Dans le Bénin méridional contemporain, croire en Dieu ou à l’activité des sorciers ou des défunts est une façon de penser quotidienne. Certes, on sait bien au Sud-Bénin que les esprits ne peuvent être appréhendés empiriquement comme peuvent l’être les animaux ou les autres hommes, mais l’évidence de leur existence est (re)produite au jour le jour par des interprétations largement partagées. On trouve ainsi au quotidien des attestations de leur existence et de leur action dans les décès inopinés, dans les maladies auxquelles la biomédecine des centres de santé ordinaires ne permet pas de trouver une solution satisfaisante, ou au contraire dans les guérisons inattendues, dans les heureux hasards qui font qu’on échappe « miraculeusement » à un accident, ou qu’on obtient un travail parmi une foule de postulants, etc. Mais de façon très ordinaire, on dit aussi, typiquement, dans la même région, que « personne n’est jamais allé làbas pour revenir et dire comment c’était ». S’il fallait résumer une telle attitude en une formule rapide, plutôt que « je sais bien mais quand même », je dirais que, au Sud-Bénin, bien des pratiquants des cultes « traditionnels », lorsqu’on sollicite leurs réflexions sur l’objet de leur croire, disent en substance « je ne sais pas mais c’est ça », reconnaissant d’abord les limites de leur savoir pour soutenir ensuite que tel et tel phénomènes montrent bien cependant que l’action des esprits dans le monde est indéniable.
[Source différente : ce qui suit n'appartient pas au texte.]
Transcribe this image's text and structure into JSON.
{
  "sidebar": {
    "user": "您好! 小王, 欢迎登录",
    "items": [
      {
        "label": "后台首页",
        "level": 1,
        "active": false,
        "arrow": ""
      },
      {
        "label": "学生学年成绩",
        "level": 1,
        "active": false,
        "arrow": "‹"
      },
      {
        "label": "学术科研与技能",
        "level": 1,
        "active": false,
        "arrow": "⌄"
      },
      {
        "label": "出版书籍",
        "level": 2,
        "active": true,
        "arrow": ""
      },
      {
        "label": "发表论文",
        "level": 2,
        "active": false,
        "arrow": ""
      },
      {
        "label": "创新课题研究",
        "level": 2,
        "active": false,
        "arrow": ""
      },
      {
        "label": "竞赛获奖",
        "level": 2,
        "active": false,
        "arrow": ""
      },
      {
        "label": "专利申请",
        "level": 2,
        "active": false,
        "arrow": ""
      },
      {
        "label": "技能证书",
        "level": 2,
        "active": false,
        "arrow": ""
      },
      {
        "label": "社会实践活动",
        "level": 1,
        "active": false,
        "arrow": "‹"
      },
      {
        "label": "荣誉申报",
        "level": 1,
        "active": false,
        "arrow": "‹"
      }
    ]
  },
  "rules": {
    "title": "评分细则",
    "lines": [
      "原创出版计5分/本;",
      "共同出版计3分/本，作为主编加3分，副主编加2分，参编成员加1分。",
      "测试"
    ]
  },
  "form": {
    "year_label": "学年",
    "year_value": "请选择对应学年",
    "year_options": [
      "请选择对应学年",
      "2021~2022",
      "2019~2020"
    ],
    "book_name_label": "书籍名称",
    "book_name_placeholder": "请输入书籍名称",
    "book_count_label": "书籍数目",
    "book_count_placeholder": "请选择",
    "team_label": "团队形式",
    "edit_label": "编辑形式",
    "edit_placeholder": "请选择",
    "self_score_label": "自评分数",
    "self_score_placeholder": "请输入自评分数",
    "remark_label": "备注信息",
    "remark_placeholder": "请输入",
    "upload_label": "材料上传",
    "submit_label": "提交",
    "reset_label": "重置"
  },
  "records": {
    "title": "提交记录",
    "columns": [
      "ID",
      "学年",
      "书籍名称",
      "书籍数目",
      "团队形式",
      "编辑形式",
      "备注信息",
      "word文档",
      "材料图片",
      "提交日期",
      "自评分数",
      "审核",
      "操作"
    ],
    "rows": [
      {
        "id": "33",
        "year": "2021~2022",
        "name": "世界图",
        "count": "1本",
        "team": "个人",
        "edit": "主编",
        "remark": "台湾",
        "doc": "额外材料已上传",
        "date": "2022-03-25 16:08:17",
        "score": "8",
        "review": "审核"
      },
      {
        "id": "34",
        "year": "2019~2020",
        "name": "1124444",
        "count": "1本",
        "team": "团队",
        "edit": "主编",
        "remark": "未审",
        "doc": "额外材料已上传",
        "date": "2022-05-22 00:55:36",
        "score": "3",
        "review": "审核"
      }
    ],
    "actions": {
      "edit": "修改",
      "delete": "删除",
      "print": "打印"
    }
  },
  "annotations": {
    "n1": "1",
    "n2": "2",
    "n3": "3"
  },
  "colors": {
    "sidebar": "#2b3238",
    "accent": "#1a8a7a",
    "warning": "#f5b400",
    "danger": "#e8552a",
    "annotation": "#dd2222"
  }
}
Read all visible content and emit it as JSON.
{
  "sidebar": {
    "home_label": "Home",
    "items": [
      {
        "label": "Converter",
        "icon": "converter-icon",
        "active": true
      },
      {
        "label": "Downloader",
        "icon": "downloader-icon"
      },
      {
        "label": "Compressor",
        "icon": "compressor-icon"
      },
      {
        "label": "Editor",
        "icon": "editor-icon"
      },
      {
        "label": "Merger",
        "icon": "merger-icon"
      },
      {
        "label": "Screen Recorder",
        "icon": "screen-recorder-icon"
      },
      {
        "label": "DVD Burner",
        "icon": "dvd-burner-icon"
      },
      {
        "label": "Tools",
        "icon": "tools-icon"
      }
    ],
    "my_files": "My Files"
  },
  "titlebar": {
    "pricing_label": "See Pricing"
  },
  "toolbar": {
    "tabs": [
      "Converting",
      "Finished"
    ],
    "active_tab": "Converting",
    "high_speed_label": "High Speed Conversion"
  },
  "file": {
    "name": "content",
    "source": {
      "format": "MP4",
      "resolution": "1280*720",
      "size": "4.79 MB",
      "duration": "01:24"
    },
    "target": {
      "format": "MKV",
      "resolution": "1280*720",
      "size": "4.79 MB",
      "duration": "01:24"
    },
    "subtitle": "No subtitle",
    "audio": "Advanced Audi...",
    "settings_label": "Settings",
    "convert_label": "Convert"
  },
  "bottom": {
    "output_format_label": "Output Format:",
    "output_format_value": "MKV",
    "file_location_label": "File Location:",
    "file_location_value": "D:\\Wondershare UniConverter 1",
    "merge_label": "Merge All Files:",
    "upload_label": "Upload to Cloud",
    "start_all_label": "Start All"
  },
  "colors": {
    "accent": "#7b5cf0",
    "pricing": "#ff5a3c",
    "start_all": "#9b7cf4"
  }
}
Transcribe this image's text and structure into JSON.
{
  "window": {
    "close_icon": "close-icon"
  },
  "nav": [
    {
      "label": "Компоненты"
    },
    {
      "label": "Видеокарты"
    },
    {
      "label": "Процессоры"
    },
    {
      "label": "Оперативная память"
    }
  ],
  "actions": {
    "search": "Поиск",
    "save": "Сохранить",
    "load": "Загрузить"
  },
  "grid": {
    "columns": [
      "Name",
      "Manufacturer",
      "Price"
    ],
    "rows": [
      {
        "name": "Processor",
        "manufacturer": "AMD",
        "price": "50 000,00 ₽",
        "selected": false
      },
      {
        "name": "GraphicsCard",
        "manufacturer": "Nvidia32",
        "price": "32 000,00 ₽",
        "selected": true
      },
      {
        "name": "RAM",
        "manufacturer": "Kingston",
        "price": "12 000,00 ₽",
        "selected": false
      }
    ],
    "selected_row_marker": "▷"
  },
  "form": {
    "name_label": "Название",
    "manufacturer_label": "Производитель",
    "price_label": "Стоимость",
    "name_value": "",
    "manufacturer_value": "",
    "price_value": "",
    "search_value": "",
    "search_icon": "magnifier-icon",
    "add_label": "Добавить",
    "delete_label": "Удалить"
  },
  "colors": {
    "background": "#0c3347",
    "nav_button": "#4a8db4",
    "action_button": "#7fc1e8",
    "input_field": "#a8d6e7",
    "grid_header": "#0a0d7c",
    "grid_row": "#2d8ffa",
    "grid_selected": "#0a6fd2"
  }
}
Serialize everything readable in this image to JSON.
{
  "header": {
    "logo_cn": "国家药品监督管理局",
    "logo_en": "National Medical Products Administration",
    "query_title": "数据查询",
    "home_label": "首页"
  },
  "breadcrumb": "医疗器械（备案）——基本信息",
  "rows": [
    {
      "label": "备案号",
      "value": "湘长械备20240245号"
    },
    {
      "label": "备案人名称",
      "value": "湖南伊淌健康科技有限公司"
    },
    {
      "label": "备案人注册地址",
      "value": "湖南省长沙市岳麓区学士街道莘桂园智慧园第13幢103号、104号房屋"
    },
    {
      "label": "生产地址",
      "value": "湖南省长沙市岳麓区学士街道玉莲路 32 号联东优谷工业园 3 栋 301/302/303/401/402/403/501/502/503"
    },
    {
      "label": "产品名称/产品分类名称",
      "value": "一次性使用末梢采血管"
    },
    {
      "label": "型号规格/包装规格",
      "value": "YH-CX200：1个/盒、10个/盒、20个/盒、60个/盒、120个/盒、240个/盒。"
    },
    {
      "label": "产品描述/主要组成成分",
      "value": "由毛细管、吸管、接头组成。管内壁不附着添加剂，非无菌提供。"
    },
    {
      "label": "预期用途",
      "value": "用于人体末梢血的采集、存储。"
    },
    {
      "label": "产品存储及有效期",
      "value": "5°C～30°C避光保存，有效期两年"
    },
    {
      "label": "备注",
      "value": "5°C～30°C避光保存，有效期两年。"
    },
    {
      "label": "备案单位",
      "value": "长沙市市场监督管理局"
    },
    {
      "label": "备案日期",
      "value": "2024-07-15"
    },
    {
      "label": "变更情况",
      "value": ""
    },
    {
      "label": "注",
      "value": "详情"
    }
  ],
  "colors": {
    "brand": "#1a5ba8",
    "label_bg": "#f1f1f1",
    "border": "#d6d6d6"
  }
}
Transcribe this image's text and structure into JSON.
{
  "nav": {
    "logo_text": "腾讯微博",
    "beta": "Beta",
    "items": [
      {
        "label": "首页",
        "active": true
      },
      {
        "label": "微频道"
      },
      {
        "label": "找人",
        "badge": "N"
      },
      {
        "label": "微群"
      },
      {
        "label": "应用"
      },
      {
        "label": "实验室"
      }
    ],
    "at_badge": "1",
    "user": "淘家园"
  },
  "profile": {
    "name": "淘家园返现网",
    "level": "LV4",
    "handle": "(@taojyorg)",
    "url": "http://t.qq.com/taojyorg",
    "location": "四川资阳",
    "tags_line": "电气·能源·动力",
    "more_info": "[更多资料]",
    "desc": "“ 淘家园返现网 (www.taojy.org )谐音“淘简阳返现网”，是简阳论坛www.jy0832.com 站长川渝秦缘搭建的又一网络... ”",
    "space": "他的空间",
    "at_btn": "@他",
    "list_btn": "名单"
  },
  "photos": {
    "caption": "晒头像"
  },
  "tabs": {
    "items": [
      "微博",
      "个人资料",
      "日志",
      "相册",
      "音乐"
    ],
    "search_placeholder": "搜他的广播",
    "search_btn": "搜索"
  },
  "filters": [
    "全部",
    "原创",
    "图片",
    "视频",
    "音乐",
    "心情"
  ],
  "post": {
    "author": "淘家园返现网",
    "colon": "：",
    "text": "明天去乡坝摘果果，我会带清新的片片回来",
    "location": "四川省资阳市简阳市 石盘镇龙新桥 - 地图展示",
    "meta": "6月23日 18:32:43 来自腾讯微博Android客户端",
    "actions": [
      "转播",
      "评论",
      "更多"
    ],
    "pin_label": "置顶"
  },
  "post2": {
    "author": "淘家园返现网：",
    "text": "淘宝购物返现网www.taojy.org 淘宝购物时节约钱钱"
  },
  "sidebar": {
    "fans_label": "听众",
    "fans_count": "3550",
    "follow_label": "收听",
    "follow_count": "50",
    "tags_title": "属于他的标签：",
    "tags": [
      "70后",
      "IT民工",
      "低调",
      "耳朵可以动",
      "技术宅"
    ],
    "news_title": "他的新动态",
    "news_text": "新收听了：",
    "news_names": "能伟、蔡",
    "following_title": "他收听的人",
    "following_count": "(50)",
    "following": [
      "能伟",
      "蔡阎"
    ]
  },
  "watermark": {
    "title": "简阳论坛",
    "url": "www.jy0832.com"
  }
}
Les ancêtres existent mais on ne les voit pas, on ne sait pas très bien comment ils agissent, on ne sait pas très bien pourquoi ils n’agissent pas toujours quand on a besoin d’eux, et on n’est pas tout à fait sûr que la façon dont on interagit avec eux au cours des rituels est la bonne. Ainsi, au Sud-Bénin comme dans l’Europe occidentale, les acteurs religieux sont bien conscients qu’on ne fait pas l’expérience de l’action des ancêtres ou de la Vierge comme celle de la pluie ou de la chute des corps. Il n’est pas moins vrai cependant que la reconnaissance de l’action d’esprits invisibles dans la vie des hommes est inégalement naturalisée dans le Sud-Bénin contemporain et dans l’Europe, et que l’existence des ancêtres n’est pas aussi problématique au Bénin qu’en Europe l’action de la Vierge ou la survie dans un au-delà et « la confiance en Dieu ». On a fait remarquer que la notion de croyance était saturée par les connotations disqualifiantes et les ambiguïtés théoriques, et elle est certainement loin d’être la seule notion de l’anthropologie dans ce cas. Mais on ne pourrait plus, dans un tel contexte, raisonnablement croire à la croyance. Nul ne décide vraiment, cependant, de la postérité des concepts, et mon souci ci-dessus était surtout de rappeler qu’on ne saurait jeter trop vite le bébé des logiques pratiques ou des dispositions intériorisées avec le bain des croyances.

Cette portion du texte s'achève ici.